As kids, if Victor and I weren’t outdoors with my dad we were likely helping him on plumbing jobs, running copper, replacing water heaters, and installing baseboard heating everywhere from musty basements to million-dollar houses in the suburbs—when he got a call for a job, no matter what or where, he rarely turned it down. Like many immigrants (and blue-collar Americans), the outdoor hobbies he lived for were paid for with long, hard hours that stretched far beyond the comfortable 40 I’m now privileged to spend behind a desk at my white-collar job—thanks to his sacrifices.

Nearly two years ago, I decided I was going to reconnect with the outdoors. Yes, I had spent some weekends in college camping in the woods with friends. After freshman year, three of us explored Scotland over the course of three weeks. We slept in a tent in the backyards of kind strangers and even once in a valley on the beautiful Isle of Skye. After moving to Knoxville, Tennessee, in 2011, I explored the Great Smoky Mountains. My brother and I took trips to the Rockies in Colorado and camped in the Grand Tetons.

Still, the outdoors hadn’t become a staple of life, yet. It took the guidance of a close friend to reawaken the spirit my dad hoped for years to instill in me. In the last two years I’ve picked up recreational shooting, bass fishing, and fly fishing in the trout-rich waters of East Tennessee. I am never more at peace than while on a small stream in the Smokies watching a dry fly float toward a rising brook trout.

No one could’ve predicted this. When I first left New Jersey after college, I rarely spoke with my dad over the phone. It wasn’t like it is for us younger generations. Old immigrants are hard; they must be that way to make it in a foreign land, not just for themselves but for the families they’re providing for. But, in the past two years, I’ve found myself calling my dad regularly for advice about the best hooks to use and shell sizes for target shooting. He doesn’t know how to use a computer, so all of his wisdom is inherited, learned on the water, in the woods, or through other outdoorsmen he meets. He isn’t shy. It’s incredible to picture the library collections stored in his head, while I spend hours on YouTube and Google searching “how to tie the best fishing knot.”

One day soon I hope my dad will join me here in Knoxville. I meet friends who are curious about a northerner and a Latino who knows something about what it’s like to hunt on opening day or descale a fish.

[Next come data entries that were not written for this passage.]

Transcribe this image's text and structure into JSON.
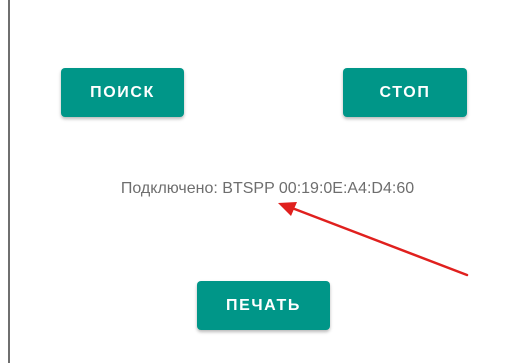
{
  "buttons": {
    "search_label": "ПОИСК",
    "stop_label": "СТОП",
    "print_label": "ПЕЧАТЬ"
  },
  "status": {
    "text": "Подключено: BTSPP 00:19:0E:A4:D4:60"
  },
  "colors": {
    "accent": "#009688",
    "button_text": "#ffffff",
    "status_text": "#6e6e6e",
    "annotation_arrow": "#e0201e"
  }
}
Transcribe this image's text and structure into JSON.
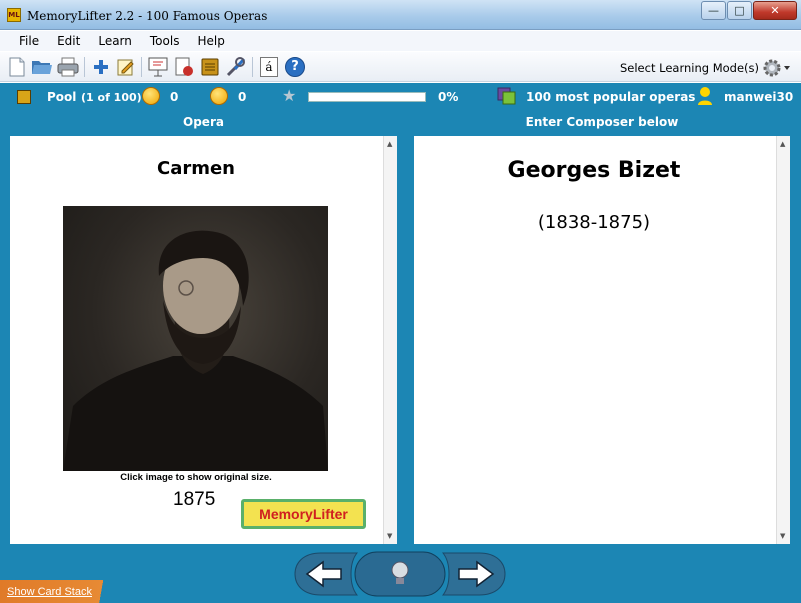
{
  "window": {
    "title": "MemoryLifter 2.2 - 100 Famous Operas",
    "app_icon_text": "ML",
    "minimize": "—",
    "maximize": "□",
    "close": "✕"
  },
  "menu": [
    "File",
    "Edit",
    "Learn",
    "Tools",
    "Help"
  ],
  "toolbar": {
    "icons": [
      "new-icon",
      "open-icon",
      "print-icon",
      "add-card-icon",
      "edit-icon",
      "presentation-icon",
      "print-cards-icon",
      "dictionary-icon",
      "tools-icon",
      "special-char-icon",
      "help-icon"
    ],
    "special_char_label": "á",
    "help_label": "?",
    "select_mode_label": "Select Learning Mode(s)"
  },
  "status": {
    "pool_label": "Pool",
    "pool_count": "(1 of 100)",
    "correct_count": "0",
    "wrong_count": "0",
    "progress_percent": 0,
    "progress_label": "0%",
    "learning_set": "100 most popular operas",
    "user": "manwei30"
  },
  "question": {
    "header": "Opera",
    "title": "Carmen",
    "image_caption": "Click image to show original size.",
    "year": "1875",
    "logo_text": "MemoryLifter"
  },
  "answer": {
    "header": "Enter Composer below",
    "title": "Georges Bizet",
    "subtitle": "(1838-1875)"
  },
  "footer": {
    "show_card_stack": "Show Card Stack"
  },
  "colors": {
    "background_blue": "#1c86b4",
    "progress_green": "#7bbf3a",
    "card_stack_orange": "#e07a28"
  }
}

A lot of my Latino brethren here are from rural parts of Central America. They settle in the most urban parts of Knoxville. I am not sure how many have regular access to the outdoors. I imagine their dads, like mine, spend hours hard at work, rompiendose el lomo (“breaking their backs”), to put food on the table. If providence grants it, I hope I play a part in passing on this tradition I’ve inherited from my dad to not only my children but to the many children who don’t have the same opportunities I had thanks to him.

This past August, my wife and I joined my parents and brother for a family vacation in the Outer Banks of North Carolina. My dad was excited to take Victor and me out fishing to the spots he’s learned over the last decade. On the first full day, we drove over to this jetty separating the sound from the ocean. Right where the rocks ended, he cut up fresh mullet and tied pieces to big circle hooks he had us cast far out into the surf. The wind whipped at our faces and dragged the lines into the seaweed. Then, we saw the first rod bend. It looked like the bend on a branch carrying the weight of a hanging child before snapping at the base. My dad never reels in fish when we’re around. He still passes the glory of the catch to his greenhorn sons. On the other end, a more-than-two-foot long redfish. It was one of four we’d catch together that morning—the first time my dad had ever caught redfish. It was a special moment. And it was only possible because of him and this tradition he’s worked hard for us to inherit.